Earlier housing styles in the region were mainly mud huts, where the houses were built with mud and in a smoothed and circular form and then roofed with straw or dried leaves. This eventually advanced into enhanced roofing using old worn-out roofing sheets.  Currently however, buildings and housing in Salaga have been given a modern touch, with concrete exteriors, plastering and painted roofing sheets, just to name a few.  However some of the old style mud houses still exist in the area.

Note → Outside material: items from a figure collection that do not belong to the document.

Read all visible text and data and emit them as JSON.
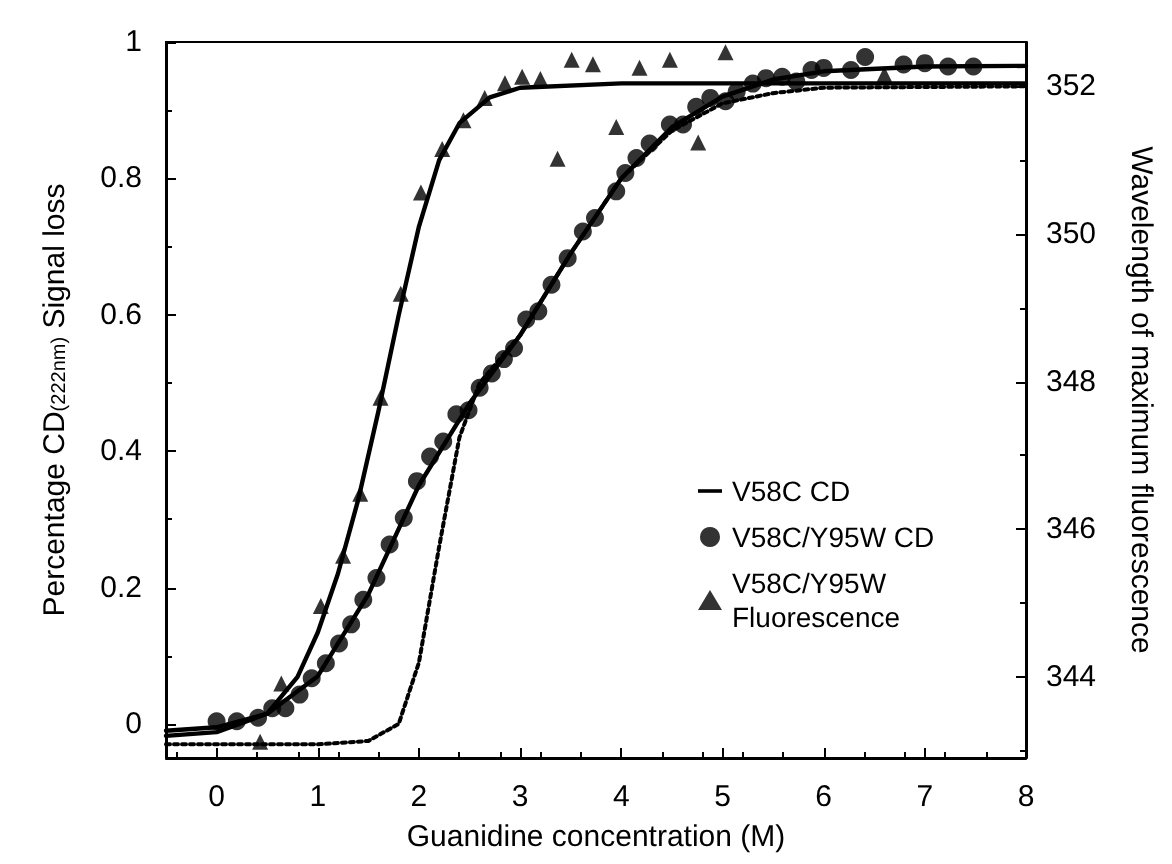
{
  "chart_data": {
    "type": "line",
    "xlabel": "Guanidine concentration (M)",
    "ylabel": "Percentage CD$_{(222nm)}$ Signal loss",
    "y2label": "Wavelength of maximum fluorescence",
    "xlim": [
      -0.5,
      8
    ],
    "xticks": [
      0,
      1,
      2,
      3,
      4,
      5,
      6,
      7,
      8
    ],
    "ylim": [
      -0.05,
      1
    ],
    "yticks": [
      0,
      0.2,
      0.4,
      0.6,
      0.8,
      1
    ],
    "y2lim": [
      342.9,
      352.6
    ],
    "y2ticks": [
      344,
      346,
      348,
      350,
      352
    ],
    "grid": false,
    "legend": "bottom right",
    "series": [
      {
        "name": "V58C CD",
        "type": "line",
        "color": "#000000",
        "line_style": "dotted",
        "marker": "none",
        "x": [
          -0.5,
          1,
          1.5,
          1.8,
          2,
          2.2,
          2.4,
          2.6,
          3,
          3.5,
          4,
          4.5,
          5,
          5.5,
          6,
          8
        ],
        "values": [
          -0.03,
          -0.03,
          -0.025,
          0.0,
          0.09,
          0.26,
          0.42,
          0.5,
          0.57,
          0.69,
          0.8,
          0.87,
          0.91,
          0.925,
          0.933,
          0.935
        ]
      },
      {
        "name": "V58C/Y95W CD",
        "type": "scatter",
        "color": "#000000",
        "marker": "circle",
        "x": [
          0,
          0.2,
          0.41,
          0.55,
          0.68,
          0.82,
          0.94,
          1.08,
          1.21,
          1.33,
          1.45,
          1.58,
          1.71,
          1.85,
          1.98,
          2.11,
          2.24,
          2.37,
          2.49,
          2.6,
          2.72,
          2.84,
          2.94,
          3.06,
          3.18,
          3.31,
          3.47,
          3.62,
          3.74,
          3.95,
          4.04,
          4.15,
          4.28,
          4.48,
          4.61,
          4.74,
          4.88,
          5.03,
          5.14,
          5.3,
          5.43,
          5.59,
          5.73,
          5.88,
          6.0,
          6.27,
          6.41,
          6.79,
          7.0,
          7.23,
          7.48
        ],
        "values": [
          0.004,
          0.004,
          0.009,
          0.023,
          0.023,
          0.043,
          0.067,
          0.089,
          0.118,
          0.146,
          0.182,
          0.214,
          0.263,
          0.302,
          0.356,
          0.392,
          0.414,
          0.454,
          0.46,
          0.493,
          0.514,
          0.535,
          0.551,
          0.593,
          0.605,
          0.644,
          0.683,
          0.722,
          0.742,
          0.781,
          0.808,
          0.83,
          0.851,
          0.879,
          0.879,
          0.905,
          0.918,
          0.913,
          0.927,
          0.939,
          0.947,
          0.949,
          0.942,
          0.959,
          0.962,
          0.959,
          0.978,
          0.967,
          0.969,
          0.964,
          0.964
        ]
      },
      {
        "type": "line",
        "color": "#000000",
        "line_style": "solid",
        "marker": "none",
        "x": [
          -0.5,
          0,
          0.5,
          1,
          1.5,
          2,
          2.5,
          3,
          3.5,
          4,
          4.5,
          5,
          5.5,
          6,
          7,
          8
        ],
        "values": [
          -0.01,
          -0.005,
          0.015,
          0.07,
          0.19,
          0.35,
          0.47,
          0.57,
          0.69,
          0.8,
          0.875,
          0.92,
          0.945,
          0.957,
          0.964,
          0.965
        ]
      },
      {
        "name": "V58C/Y95W Fluorescence",
        "type": "scatter",
        "axis": "y2",
        "color": "#000000",
        "marker": "triangle",
        "x": [
          0.43,
          0.64,
          1.03,
          1.25,
          1.42,
          1.62,
          1.82,
          2.02,
          2.23,
          2.44,
          2.65,
          2.85,
          3.02,
          3.2,
          3.37,
          3.51,
          3.72,
          3.95,
          4.18,
          4.48,
          4.76,
          5.03,
          6.6
        ],
        "values": [
          343.12,
          343.91,
          344.96,
          345.64,
          346.48,
          347.78,
          349.19,
          350.56,
          351.15,
          351.54,
          351.84,
          352.04,
          352.13,
          352.1,
          351.02,
          352.36,
          352.3,
          351.45,
          352.25,
          352.36,
          351.24,
          352.46,
          352.16
        ]
      },
      {
        "type": "line",
        "axis": "y2",
        "color": "#000000",
        "line_style": "solid",
        "marker": "none",
        "x": [
          -0.5,
          0,
          0.5,
          0.8,
          1,
          1.2,
          1.4,
          1.6,
          1.8,
          2,
          2.2,
          2.4,
          2.7,
          3,
          4,
          8
        ],
        "values": [
          343.2,
          343.25,
          343.5,
          344,
          344.6,
          345.4,
          346.4,
          347.6,
          348.9,
          350.1,
          351,
          351.5,
          351.85,
          351.98,
          352.04,
          352.04
        ]
      }
    ]
  }
}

I gathered that the Salaga people are mostly immigrants from foreign areas and it is a town with a population of different ethnic groups. The Gonja ethnicity is an accumulation of many distinctive groups who comprised of a civil entity and who created their own language derived from the Guan language.  Also, owing to the diverse heritage of the slaves who converged in Salaga, there is an interesting mix of ethnicities and the people of Salaga have no distinct tribal marks of their own.

Slave trade is long gone now, and Salaga is still known for its hospitality and commercial trade of Shea butter, yams, grains, sesame seeds and not people.

I’ve always known where I come from but never really knew the depth of my heritage.  At least today, I can say I know my roots and truly boast as a proud Gonja girl!!!

To You: What has been the most fascinating discovery about your heritage and homeland?

Word of the day: Salgi…to get used to a place of abode.